День вернулся, как Федька и обещал, когда мы от Порфирьевска отъехали. Снова начало светлеть, если конечно мутный пасмурный осенний день можно вообще как-то сопрягать со словом «свет» в одном предложении, ну и всякие попытки порвать нас в клочья прекратились. Ехали себе и ехали по не такой уж даже разбитой дороге. Место, где ее размыло, снова преодолели аккуратненько, при этом «шнауцер» немного напугал меня, вроде как собираясь застрять, после чего я решил, что и правильно, нафиг он мне такой нужен, городу отдам. Полный привод мне нужен, а не этот загадочный. Только и радости в нем, что покатый капот, с которого всякая тварь соскальзывает.
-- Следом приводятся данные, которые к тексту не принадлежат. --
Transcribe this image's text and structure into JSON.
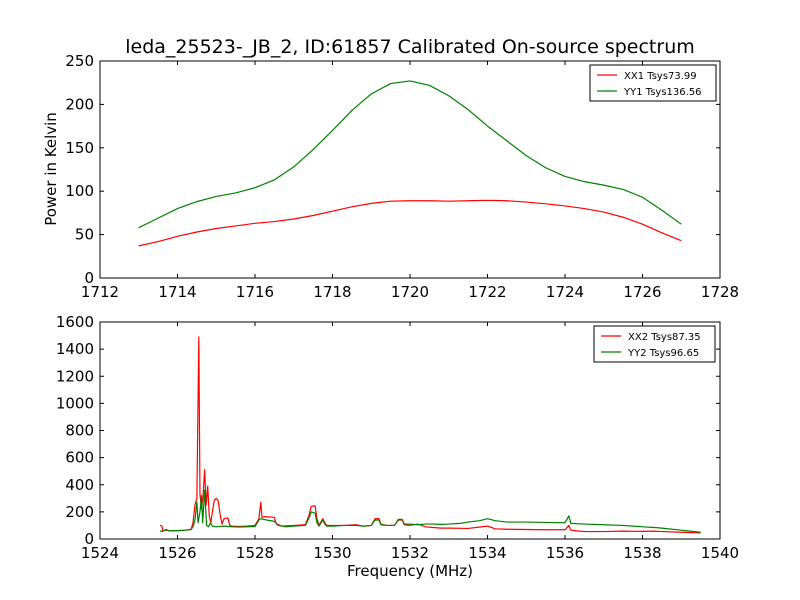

К сумеркам выбрались на дорогу к Углегорску, и я даже настолько расслабился, что сожрал бутерброд с сыром – в брюхе уже свирель играла напропалую. Затем увидел нечто интересное и даже удивившее – по дороге катил ГАЗ-67, в котором сидели три мужика в брезентовых штормовках и с мосинскими винтовками, а на прицепе лежала туша огромного кабана-секача, с одного бока сильно подмоченная кровью. Охотники. Не, ей-богу охотники, тут можно не только от темных тварей убегать, но и на кабанов охотиться. Мне после нашей поездки то каким-то невероятным чудом казалось.
Машины не сговариваясь собрались в колонну. Все правильно, по всем видно, что не засада – у этих добыча, нас всего двое и авто на прицепе, так что бояться друг друга незачем, а ехать дальше безопасней.
Потом и город показался, его разгромленные и мрачные окраины, оплывающие грязью и плесенью под непрерывным дождем. В одном из переулков увидели опорный пункт из машин Горсвета – коллеги. Полоса отчуждения и – КПП, как почти что финиш, как граница безопасности.
Дрогнули ворота шлюза, запуская всю нашу колонну целиком. Из сухости и теплоты бетонного укрепления вышел наряд, закутанный в плащ-палатки. Командовал уже другой сержант, не тот, что с утра досматривал – караул сменился.